Shrinking habitat ruffles ruffed grouse future

Although I enjoy hunting, be it for wild turkey, deer, rabbit, duck, squirrel, etc., if I were forced to pursuing just one game species, it would be ruffed grouse – often called the "king of the uplands." I savor everything about these russet feathered rockets. I love hearing a cock bird "drumming" in the spring, and the gorgeous autumn habitat I seek them in. Or watching a good grouse dog working through it; then the explosive flush that, regardless of the thousands of times I'm subjected to it, still startles me. And last, but not least, I enjoy grouse meat as table fare (not that I've harvested all that many each year)

You might think it's a bit strange that I'm writing about grouse – a fall hunting topic – at this time of the year, but I'm elated that, for the first time in several years, we've had two excellent spring nesting and poulting seasons back-to-back. Another reason is, I'm concerned that quality grouse habitat is continuing to shrink throughout the much of the state.



Fellow-outdoor writer and good friend, Will Ryan is fond of noting that "deer hunting is enjoyable but serious business, while grouse hunting is enjoyable and not serious business." Leave it to an old Adirondack duck-shooter to come up with that little gem. But in fairness to Will, he's also an avid grouser ... or used to be when there were more excellent coverts and birds inhabiting them. Now he's more of a casual grouse hunter, similar to how many of us approach the sport these days.

Great grouse habitat is somewhat like female Olympic gymnasts: Both seem to have reached or passed their peaks by the time they're in their late teens. If many of the once productive grouse covers I hunted years ago were competitors, they'd now be forced to participate in the Senior Olympics.

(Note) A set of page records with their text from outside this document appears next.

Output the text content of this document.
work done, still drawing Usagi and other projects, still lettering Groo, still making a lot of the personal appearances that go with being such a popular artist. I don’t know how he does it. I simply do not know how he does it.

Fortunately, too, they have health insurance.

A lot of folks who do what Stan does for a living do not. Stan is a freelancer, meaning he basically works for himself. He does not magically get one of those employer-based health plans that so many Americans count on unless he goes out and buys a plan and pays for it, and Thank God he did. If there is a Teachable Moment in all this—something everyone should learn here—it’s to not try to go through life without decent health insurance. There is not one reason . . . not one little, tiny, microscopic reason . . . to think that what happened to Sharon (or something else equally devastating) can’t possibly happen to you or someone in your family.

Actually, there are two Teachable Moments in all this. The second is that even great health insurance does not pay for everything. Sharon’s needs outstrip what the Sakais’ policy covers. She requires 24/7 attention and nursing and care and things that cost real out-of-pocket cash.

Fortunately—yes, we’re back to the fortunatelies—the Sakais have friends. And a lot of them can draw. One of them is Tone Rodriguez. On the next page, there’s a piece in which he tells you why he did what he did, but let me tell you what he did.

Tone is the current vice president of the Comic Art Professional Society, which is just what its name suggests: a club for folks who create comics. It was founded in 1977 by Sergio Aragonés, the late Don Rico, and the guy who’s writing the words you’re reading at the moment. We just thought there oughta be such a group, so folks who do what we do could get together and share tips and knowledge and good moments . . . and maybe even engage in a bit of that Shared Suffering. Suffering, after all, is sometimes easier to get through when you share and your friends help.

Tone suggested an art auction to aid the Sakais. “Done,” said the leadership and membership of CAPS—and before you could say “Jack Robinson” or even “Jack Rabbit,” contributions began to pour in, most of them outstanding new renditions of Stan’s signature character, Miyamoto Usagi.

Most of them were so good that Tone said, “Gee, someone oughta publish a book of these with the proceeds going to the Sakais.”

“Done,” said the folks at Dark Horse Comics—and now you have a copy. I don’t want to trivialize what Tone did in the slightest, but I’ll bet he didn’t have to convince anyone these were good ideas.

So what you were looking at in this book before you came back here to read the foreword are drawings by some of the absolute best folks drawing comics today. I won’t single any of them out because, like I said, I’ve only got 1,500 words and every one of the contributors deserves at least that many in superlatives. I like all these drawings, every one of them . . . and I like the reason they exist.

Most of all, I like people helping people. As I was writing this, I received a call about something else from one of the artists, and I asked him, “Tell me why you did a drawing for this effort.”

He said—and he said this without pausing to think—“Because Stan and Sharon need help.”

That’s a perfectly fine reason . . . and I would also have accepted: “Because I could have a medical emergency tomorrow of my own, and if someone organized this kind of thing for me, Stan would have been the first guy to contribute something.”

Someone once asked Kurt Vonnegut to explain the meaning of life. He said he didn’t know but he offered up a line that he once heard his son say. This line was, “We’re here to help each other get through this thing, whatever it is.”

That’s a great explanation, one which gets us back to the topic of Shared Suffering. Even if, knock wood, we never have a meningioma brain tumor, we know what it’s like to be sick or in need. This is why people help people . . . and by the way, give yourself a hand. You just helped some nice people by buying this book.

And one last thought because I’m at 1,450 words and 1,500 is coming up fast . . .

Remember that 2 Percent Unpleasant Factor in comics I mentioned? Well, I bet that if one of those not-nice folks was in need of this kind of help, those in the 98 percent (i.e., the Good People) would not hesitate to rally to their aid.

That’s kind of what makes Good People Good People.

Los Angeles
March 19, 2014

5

Increased predation is another factor. During the heydays of the state's best grouse habitat and hunting, there were more trappers and raccoon hunters than in recent years. The generally milder winters of the past few decades have also resulted in a statewide opossum population that was un-thought of in the 1940s and '50s. We also have an abundance of coyotes. The larger combined numbers of all these 4-legged hunters (and some raptors as well) no doubt prey, perhaps rather heavily, on grouse, their eggs and poults.

When the predation factor is combined with smaller habitat areas, the effects on grouse is similar to what has been occurring in the pothole nesting areas for waterfowl out West. There, increased agricultural acreage needs have result ed in massive sections of the prairies being used as crop fields. Ducks Unlimited and other organizations have been successful in creating protected nesting areas for the waterfowl. The problem is, these areas are mere dots amidst miles of fields. Not only are the nesting waterfowl being concentrated into these smaller areas, but also extremely high densities of predators – that feed on the eggs, ducklings and adults – hone in on the areas from miles around. Estimates of successful nestings in some of these areas have been as low as two percent!